‘Hey, Where’s My Yield?’: UBS, BNP See 10Y US Yields Tumbling To Just 1% As Growth Slows

“Hey, where’s my yield?”, BNP asks, in the title of their Q4 global outlook piece.

Generally speaking, the bank’s forecasts for the remainder of the year reflect a downbeat take on the prospects for growth and trade in an environment rife with uncertainty.

“Our DM and EM growth forecasts remain below consensus, even though consensus has come down significantly this year”, the bank writes. Specifically, BNP sees growth slowing “further below” 3% next year. Naturally, export-reliant economies are projected to suffer the most.

(BNP)

Note that the bank’s outlook for global growth both for 2019 and 2020 is well below that of the IMF, whose own forecasts are the lowest since the crisis.

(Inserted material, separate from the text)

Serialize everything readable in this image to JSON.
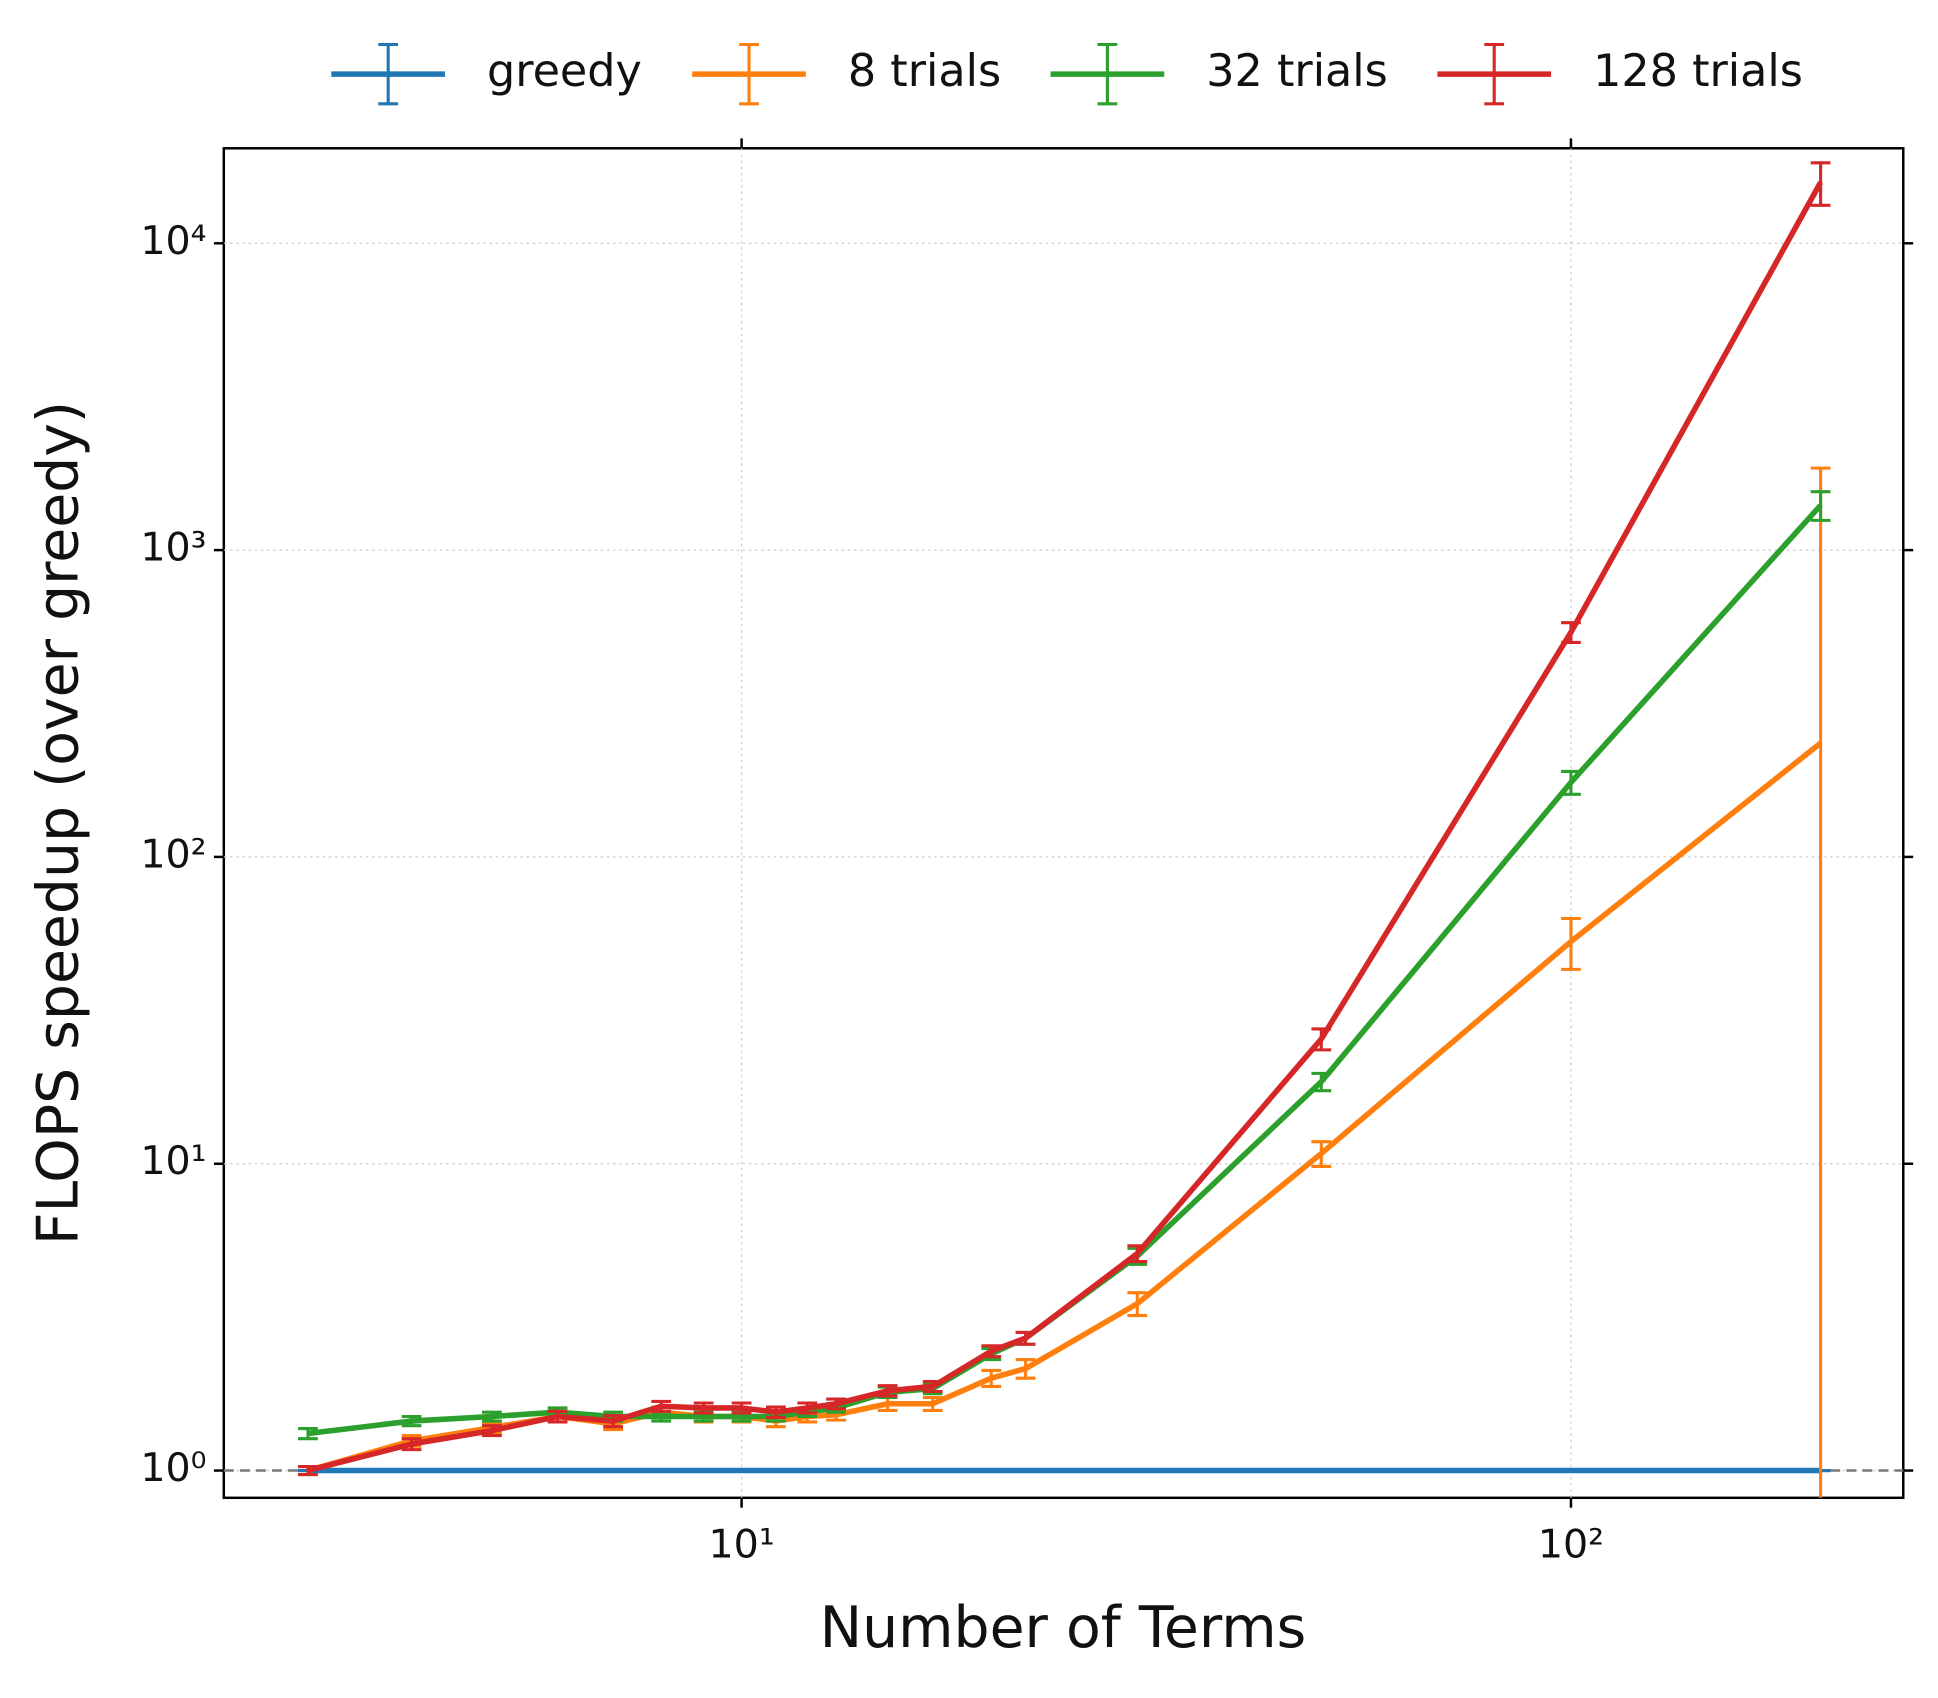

As of the July update, the IMF saw the global economy expanding 3.2% in 2019, down from 3.3% in April and 3.5% in January. The outlook for 2020 was cut to 3.5% from 3.6% three months previous. It was the fourth time the Fund had slashed its outlook in the space of nine months.

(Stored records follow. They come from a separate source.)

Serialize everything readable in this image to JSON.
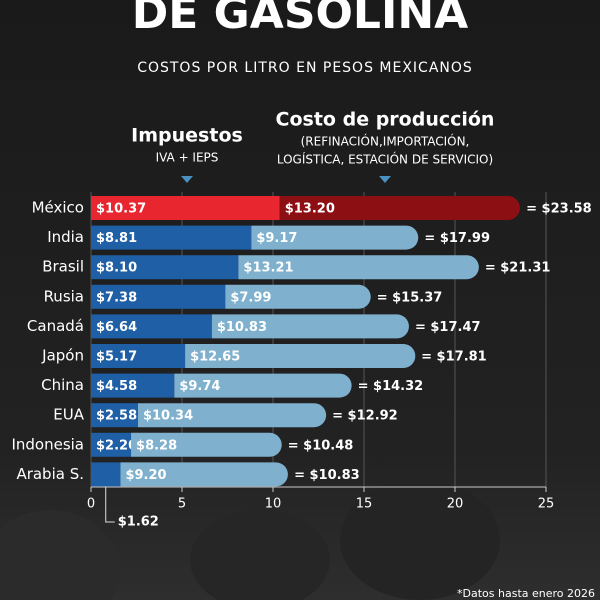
{
  "chart_data": {
    "type": "stacked-barh",
    "title": "DE GASOLINA",
    "subtitle": "COSTOS POR LITRO EN PESOS MEXICANOS",
    "categories": [
      "México",
      "India",
      "Brasil",
      "Rusia",
      "Canadá",
      "Japón",
      "China",
      "EUA",
      "Indonesia",
      "Arabia S."
    ],
    "series": [
      {
        "name": "Impuestos",
        "note": [
          "IVA + IEPS"
        ],
        "color": "#1f5fa6",
        "colors": [
          "#e8262f",
          "#1f5fa6",
          "#1f5fa6",
          "#1f5fa6",
          "#1f5fa6",
          "#1f5fa6",
          "#1f5fa6",
          "#1f5fa6",
          "#1f5fa6",
          "#1f5fa6"
        ],
        "values": [
          10.37,
          8.81,
          8.1,
          7.38,
          6.64,
          5.17,
          4.58,
          2.58,
          2.2,
          1.62
        ],
        "value_labels": [
          "$10.37",
          "$8.81",
          "$8.10",
          "$7.38",
          "$6.64",
          "$5.17",
          "$4.58",
          "$2.58",
          "$2.20",
          "$1.62"
        ]
      },
      {
        "name": "Costo de producción",
        "note": [
          "(REFINACIÓN,IMPORTACIÓN,",
          "LOGÍSTICA, ESTACIÓN DE SERVICIO)"
        ],
        "color": "#7fb1ce",
        "colors": [
          "#8c0f13",
          "#7fb1ce",
          "#7fb1ce",
          "#7fb1ce",
          "#7fb1ce",
          "#7fb1ce",
          "#7fb1ce",
          "#7fb1ce",
          "#7fb1ce",
          "#7fb1ce"
        ],
        "values": [
          13.2,
          9.17,
          13.21,
          7.99,
          10.83,
          12.65,
          9.74,
          10.34,
          8.28,
          9.2
        ],
        "value_labels": [
          "$13.20",
          "$9.17",
          "$13.21",
          "$7.99",
          "$10.83",
          "$12.65",
          "$9.74",
          "$10.34",
          "$8.28",
          "$9.20"
        ]
      }
    ],
    "totals": {
      "values": [
        23.58,
        17.99,
        21.31,
        15.37,
        17.47,
        17.81,
        14.32,
        12.92,
        10.48,
        10.83
      ],
      "value_labels": [
        "= $23.58",
        "= $17.99",
        "= $21.31",
        "= $15.37",
        "= $17.47",
        "= $17.81",
        "= $14.32",
        "= $12.92",
        "= $10.48",
        "= $10.83"
      ]
    },
    "xlim": [
      0,
      25
    ],
    "xticks": [
      0,
      5,
      10,
      15,
      20,
      25
    ],
    "grid": true,
    "source": "*Datos hasta enero 2026"
  }
}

If you ask BNP, global rates will either drop or, at best, “remain close to current lows”.

Developed economies will continue to face the prospect of “Japanification” and that, in turn, means “central banks [will] react with more easing”. The bank sees the ECB delivering “a package announcement including rate cuts with tiering and QE”, while the Fed will cut rates four more times “by mid-2020”.

Unsurprisingly, BNP is concerned about the potential for the global factory downturn to bleed over into the services sector and, eventually, the labor market. “The slowdown in manufacturing and trade has proved to be deeper and more prolonged than expected”, the bank laments, cautioning that “there is increasing evidence that this weakness is spilling over”.

(BNP)

Their Q4 forecast for US growth is particularly worrisome. The bank sees the US economy growing at just a 0.9% annualized rate from October through December and they believe the Fed will remain somewhat reluctant to ease aggressively. That means more flattening pressure on the curve.

“As we do not expect the FOMC to cut aggressively this year (we forecast a 25bp cut in September and another 25bp in December), we expect the market to trade ahead of Fed expectations with a long-end led rally”, BNP says, on the way to predicting that 10-year yields in the US will fall to just 1% by the end of this year.

“The increasing number of negative-yield bonds elsewhere in the world and the drop in FX hedging costs are likely to support demand for Treasurys even as yields decline”, the bank goes on to muse.

They also say that while falling real rates would support risk assets (e.g., stocks) all else equal, this is a time when all else is not, in fact, equal. “In our opinion, whilst a fall in real rates is supportive for risky assets, current economic and financial conditions are less supportive, where bonds will benefit”, the bank says.

Meanwhile, UBS slashed their year-end outlook for 10-year US yields to 1% as well. “This revision reflects our lower global growth forecasts in particular the downgrades to the US, China and Europe”, the bank’s Chirag Mirani writes. They see benchmark yields stateside ending 2020 at just 1.25%.